Use the Parkland formula for initial fluid resuscitation planning in adult patients with burns exceeding 20% total body surface area (TBSA) and in children with burns exceeding 10% TBSA. These are the thresholds at which formal IV fluid resuscitation is generally required. Smaller burns are typically managed with oral hydration alone.
The formula should be applied as soon as possible after injury — ideally during the initial assessment and stabilization of the burn patient. It is a standard component of burn center admission protocols, emergency department burn management, and pre-hospital care planning for major burns. The formula is also applicable during interfacility transfer when calculating fluid rates for transport.

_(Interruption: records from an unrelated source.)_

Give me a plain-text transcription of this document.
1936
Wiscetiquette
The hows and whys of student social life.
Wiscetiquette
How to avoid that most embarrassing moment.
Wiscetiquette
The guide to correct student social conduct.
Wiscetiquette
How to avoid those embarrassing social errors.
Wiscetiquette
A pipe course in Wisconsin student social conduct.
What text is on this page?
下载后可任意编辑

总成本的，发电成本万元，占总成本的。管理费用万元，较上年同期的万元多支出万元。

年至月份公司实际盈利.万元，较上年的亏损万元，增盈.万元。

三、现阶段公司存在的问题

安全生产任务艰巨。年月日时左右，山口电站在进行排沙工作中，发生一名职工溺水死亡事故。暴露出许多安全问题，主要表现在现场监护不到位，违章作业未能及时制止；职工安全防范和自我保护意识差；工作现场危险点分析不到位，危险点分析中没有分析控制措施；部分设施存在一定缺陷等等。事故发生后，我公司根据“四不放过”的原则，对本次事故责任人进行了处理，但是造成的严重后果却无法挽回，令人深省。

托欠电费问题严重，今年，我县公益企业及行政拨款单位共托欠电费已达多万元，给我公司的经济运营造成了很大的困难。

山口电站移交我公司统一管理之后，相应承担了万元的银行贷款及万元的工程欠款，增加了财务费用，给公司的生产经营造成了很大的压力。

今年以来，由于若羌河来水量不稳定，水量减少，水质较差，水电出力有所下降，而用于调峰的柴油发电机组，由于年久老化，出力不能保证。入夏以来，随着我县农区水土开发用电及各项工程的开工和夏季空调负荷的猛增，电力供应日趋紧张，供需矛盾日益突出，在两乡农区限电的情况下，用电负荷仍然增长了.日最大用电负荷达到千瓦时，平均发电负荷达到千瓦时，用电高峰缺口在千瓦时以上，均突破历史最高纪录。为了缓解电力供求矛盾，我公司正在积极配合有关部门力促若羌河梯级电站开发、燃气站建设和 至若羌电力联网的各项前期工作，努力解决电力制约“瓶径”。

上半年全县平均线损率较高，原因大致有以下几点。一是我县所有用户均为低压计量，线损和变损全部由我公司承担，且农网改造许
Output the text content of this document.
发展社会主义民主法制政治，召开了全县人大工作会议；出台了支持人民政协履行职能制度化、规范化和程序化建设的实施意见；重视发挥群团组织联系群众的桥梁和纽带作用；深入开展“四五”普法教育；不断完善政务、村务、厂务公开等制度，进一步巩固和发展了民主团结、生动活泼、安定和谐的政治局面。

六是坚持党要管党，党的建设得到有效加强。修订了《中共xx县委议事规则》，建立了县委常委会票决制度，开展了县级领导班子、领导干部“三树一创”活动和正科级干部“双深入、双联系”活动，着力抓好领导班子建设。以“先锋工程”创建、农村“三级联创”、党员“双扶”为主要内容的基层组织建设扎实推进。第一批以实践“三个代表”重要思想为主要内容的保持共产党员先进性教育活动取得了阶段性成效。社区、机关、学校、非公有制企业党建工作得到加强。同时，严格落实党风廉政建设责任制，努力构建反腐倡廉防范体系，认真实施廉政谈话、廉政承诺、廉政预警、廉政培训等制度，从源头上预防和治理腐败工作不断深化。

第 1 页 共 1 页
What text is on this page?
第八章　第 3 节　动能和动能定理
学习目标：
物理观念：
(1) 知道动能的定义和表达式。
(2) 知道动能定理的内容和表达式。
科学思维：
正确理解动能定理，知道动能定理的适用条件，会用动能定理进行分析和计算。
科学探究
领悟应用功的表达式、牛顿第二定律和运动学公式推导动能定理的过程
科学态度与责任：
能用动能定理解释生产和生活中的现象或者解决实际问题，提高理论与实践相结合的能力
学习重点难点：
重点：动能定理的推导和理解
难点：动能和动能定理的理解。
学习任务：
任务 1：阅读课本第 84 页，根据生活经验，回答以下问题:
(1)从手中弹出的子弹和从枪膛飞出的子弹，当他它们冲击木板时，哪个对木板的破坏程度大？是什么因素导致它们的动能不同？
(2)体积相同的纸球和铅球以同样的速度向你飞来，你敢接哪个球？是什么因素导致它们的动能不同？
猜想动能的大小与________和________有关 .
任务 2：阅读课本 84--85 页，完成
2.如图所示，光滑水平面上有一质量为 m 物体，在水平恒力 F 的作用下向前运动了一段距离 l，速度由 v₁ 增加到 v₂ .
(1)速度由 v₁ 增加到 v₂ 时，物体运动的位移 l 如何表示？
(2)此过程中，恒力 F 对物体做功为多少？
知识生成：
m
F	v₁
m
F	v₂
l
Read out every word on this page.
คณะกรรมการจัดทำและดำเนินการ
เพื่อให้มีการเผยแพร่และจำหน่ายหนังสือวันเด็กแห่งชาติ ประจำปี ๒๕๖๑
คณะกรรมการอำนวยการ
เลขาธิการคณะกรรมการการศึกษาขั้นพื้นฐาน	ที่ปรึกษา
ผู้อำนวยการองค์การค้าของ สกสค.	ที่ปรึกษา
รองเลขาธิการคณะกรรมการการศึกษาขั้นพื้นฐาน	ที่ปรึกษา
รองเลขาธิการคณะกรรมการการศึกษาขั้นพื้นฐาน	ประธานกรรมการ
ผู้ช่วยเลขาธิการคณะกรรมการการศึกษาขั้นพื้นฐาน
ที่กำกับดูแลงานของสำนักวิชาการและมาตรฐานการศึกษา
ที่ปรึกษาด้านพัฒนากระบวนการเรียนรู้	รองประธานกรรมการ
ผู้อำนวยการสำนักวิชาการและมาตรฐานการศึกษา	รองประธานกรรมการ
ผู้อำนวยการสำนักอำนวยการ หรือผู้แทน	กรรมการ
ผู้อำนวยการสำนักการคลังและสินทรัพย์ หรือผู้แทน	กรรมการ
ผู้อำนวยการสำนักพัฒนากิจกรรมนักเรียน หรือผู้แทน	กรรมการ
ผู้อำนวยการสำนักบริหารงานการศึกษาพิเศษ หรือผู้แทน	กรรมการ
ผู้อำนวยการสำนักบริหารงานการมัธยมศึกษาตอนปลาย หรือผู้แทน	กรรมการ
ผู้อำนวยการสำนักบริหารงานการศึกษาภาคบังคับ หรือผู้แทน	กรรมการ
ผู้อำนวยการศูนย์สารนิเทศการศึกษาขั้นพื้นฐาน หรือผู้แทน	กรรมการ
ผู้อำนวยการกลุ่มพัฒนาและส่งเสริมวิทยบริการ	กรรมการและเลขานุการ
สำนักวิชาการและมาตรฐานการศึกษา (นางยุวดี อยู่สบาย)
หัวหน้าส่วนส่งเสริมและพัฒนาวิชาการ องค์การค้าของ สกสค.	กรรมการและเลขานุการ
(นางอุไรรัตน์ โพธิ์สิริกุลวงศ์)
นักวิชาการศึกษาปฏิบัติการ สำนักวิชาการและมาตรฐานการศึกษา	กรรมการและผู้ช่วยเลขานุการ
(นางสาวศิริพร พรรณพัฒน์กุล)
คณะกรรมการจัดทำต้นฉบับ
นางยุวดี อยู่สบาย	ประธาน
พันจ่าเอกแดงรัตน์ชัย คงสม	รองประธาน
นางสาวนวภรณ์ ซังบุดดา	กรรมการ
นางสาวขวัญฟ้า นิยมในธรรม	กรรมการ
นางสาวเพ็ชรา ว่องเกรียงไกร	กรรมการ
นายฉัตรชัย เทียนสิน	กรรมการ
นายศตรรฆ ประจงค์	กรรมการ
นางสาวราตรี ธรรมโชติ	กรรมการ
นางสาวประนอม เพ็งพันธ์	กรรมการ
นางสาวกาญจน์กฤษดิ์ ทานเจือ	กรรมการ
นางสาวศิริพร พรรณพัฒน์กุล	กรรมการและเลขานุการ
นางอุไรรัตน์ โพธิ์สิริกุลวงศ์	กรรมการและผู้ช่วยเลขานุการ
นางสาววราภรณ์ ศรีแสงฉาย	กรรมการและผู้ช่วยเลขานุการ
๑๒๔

The Parkland formula is an estimate based on weight and burn surface area alone. It does not account for inhalation injury, electrical burns, or delayed presentations, all of which may require significantly more fluid than predicted. Patients with inhalation injury, for example, may need 30–40% more fluid than the formula suggests.
The formula also does not account for patient-specific factors such as pre-existing cardiac or renal disease, which may limit the ability to tolerate large-volume resuscitation. Over-resuscitation (sometimes called "fluid creep") is a recognized complication that can lead to abdominal compartment syndrome, pulmonary edema, and extremity compartment syndrome. The %TBSA estimate itself introduces error — inaccurate burn size assessment directly impacts the calculated volume. The Rule of Nines or Lund-Browder chart should be used carefully for TBSA estimation.
Disclaimer: This tool is for educational and informational purposes only. It is not a substitute for professional medical advice, diagnosis, or treatment. Always consult a qualified healthcare provider with questions about your health.